Killer Move - Michael Marshall [84]
But now he was gone. There had been no calls in the intervening six weeks, no note, no e-mail, nothing—to either Stephanie or her mom. The guy just bugged out, disconnected the line, went 404. I spent the week leading up to the day knowing Steph still believed that, come her birthday, something would happen and this bad, sad dream would end. That there’d be a card in the mail, a gift—cheap, trivial, it didn’t matter to her—maybe even that she’d be sitting in the window of the house she shared with four other girls and see his car pull up outside.
The day came.
There was no card. There was no gift.
She sat in the window, and he did not come.
I wasn’t with her. We were both working through college, barely scraping by. At that point I had a submenial job helping clear out the basement of a local factory, and the guy wouldn’t let me take the evening off. There were plenty of other assholes, he knew, who’d be happy to step into my shoes. I couldn’t afford to lose the job, and Steph knew it and wouldn’t have let me. I’d given her my gift that afternoon—an inexpensive necklace and a new copy of Breakfast at Tiffany’s, a book she loved—but had to leave her after that.
I got off work at one in the morning and walked back into town as quickly as I could. It was January and beyond cold. I’d talked to the other girls in the house and they’d said they were going to throw her a party, but either it hadn’t happened or she’d declined to take part. There was only one light on in her house, and it was Steph’s. Her room was on street level, had this big window in front. I stood outside and saw her at her desk. She had fallen asleep with her head on her arms. She was dressed in the best clothes she had.
She’d waited, and he hadn’t come.
I was young and didn’t understand a whole lot about the world, but I knew that this was dark and bad and wrong and could not stand. I stood there for ten minutes, too cold to shiver, not knowing what to do.
Then I turned back and walked home. I entered a silent house and looked around for what I could find. I knew it wasn’t going to be much, or anything like enough, but it was all I had and all I could do.
At six I walked back to her street and went up to her window. She was still at her desk, still asleep. I rapped on the window, quietly. She woke up. She looked over at the window, saw it was me, and her disappointment was only momentary. I gestured at her to come over.

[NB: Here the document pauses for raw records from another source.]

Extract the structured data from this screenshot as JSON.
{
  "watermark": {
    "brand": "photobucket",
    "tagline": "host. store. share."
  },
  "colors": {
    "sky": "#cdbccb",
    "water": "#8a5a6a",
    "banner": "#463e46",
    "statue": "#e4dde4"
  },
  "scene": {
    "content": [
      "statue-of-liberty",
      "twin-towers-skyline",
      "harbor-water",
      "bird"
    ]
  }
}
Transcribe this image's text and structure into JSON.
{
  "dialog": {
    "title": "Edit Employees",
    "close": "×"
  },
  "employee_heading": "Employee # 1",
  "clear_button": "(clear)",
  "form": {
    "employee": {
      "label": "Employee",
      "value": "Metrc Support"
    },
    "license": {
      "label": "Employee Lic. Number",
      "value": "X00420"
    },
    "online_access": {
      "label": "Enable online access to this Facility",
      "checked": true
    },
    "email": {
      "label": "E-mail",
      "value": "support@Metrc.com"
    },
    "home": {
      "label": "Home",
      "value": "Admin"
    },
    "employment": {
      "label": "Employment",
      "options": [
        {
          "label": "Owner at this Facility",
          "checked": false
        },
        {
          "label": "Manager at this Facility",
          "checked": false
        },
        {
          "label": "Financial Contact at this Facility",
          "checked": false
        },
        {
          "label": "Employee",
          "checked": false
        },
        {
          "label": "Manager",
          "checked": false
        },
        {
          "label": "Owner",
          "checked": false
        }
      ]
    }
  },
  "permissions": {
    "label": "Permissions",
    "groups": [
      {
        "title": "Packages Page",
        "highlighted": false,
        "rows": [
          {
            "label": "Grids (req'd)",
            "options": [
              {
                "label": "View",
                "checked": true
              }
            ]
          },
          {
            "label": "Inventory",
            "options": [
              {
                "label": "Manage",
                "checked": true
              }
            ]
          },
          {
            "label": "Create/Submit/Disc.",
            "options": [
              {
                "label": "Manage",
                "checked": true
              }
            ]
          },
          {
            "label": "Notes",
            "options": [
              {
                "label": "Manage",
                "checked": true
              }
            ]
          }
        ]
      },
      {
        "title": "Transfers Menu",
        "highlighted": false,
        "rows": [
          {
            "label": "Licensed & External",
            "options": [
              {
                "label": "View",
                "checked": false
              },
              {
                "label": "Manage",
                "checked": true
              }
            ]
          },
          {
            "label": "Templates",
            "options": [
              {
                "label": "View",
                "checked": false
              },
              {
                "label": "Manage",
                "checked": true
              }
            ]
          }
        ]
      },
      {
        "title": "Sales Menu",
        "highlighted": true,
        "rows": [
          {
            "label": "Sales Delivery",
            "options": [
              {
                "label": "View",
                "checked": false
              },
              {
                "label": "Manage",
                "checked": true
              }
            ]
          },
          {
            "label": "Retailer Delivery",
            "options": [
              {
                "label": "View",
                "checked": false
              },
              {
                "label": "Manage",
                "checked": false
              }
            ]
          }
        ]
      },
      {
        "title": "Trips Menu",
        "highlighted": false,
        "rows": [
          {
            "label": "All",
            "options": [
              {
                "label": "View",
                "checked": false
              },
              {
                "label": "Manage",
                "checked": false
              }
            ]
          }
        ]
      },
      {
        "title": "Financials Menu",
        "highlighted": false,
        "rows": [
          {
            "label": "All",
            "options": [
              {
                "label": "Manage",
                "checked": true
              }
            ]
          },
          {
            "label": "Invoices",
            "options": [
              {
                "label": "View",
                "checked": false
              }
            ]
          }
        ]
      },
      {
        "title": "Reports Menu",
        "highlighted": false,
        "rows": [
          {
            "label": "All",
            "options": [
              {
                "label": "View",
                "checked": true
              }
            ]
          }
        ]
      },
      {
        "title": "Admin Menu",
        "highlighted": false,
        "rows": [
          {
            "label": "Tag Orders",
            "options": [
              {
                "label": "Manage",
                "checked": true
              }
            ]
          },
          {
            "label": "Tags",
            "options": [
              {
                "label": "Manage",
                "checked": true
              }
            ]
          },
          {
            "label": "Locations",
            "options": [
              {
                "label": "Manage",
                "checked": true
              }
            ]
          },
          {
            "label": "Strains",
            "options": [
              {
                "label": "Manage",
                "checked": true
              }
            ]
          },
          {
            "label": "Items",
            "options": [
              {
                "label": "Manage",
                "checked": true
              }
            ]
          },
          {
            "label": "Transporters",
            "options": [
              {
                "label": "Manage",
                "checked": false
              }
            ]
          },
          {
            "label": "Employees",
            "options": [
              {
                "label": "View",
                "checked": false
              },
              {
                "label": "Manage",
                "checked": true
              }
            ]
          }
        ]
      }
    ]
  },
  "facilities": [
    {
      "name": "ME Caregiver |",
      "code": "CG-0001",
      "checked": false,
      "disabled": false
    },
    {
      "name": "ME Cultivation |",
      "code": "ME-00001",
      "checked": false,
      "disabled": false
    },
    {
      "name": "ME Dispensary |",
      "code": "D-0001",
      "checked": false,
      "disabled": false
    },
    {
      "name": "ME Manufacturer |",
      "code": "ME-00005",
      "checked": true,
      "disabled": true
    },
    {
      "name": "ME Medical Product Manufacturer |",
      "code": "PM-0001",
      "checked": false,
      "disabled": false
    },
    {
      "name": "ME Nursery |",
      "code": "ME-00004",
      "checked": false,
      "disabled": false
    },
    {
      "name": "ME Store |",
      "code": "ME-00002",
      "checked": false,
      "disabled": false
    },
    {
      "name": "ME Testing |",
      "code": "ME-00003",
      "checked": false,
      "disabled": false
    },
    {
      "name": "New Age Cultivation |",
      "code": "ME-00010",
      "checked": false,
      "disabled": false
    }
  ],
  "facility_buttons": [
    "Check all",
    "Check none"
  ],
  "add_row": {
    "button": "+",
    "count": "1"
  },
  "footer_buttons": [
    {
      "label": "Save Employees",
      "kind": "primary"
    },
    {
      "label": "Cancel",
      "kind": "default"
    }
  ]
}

She did, and slid up the windowpane. “He didn’t come.”
“But I did.”
“What are you wearing?”
The answer was the blackest jeans I had (sadly also the ones with a tear on the knee), a white shirt belonging to one of my housemates, and another’s crumpled black jacket—plus I had a tie I’d made half an hour before, from a strip of dark T-shirt.
“It’s Armani,” I said. “Really. I wrote it on the collar with a Sharpie.”
She tried to smile.
“Come on,” I said.
She climbed out through the window. I took her hand and led her up the street. It was still night-dark and when we got to Main there was nothing open yet except the place we were going. I felt kind of dumb and knew this could land very flat, but I also knew it was the best I could do and that I loved this girl enough to take the risk of looking a fool.
Finally we were outside the place.
“Bill, why are we . . . here?”
“Because we have a reservation,” I said.
I guided her toward the door. Inside the McDonald’s it was deserted, though it was technically open. Only half the normal array of lights were on. A pasty-faced server stood yawning behind one of the registers.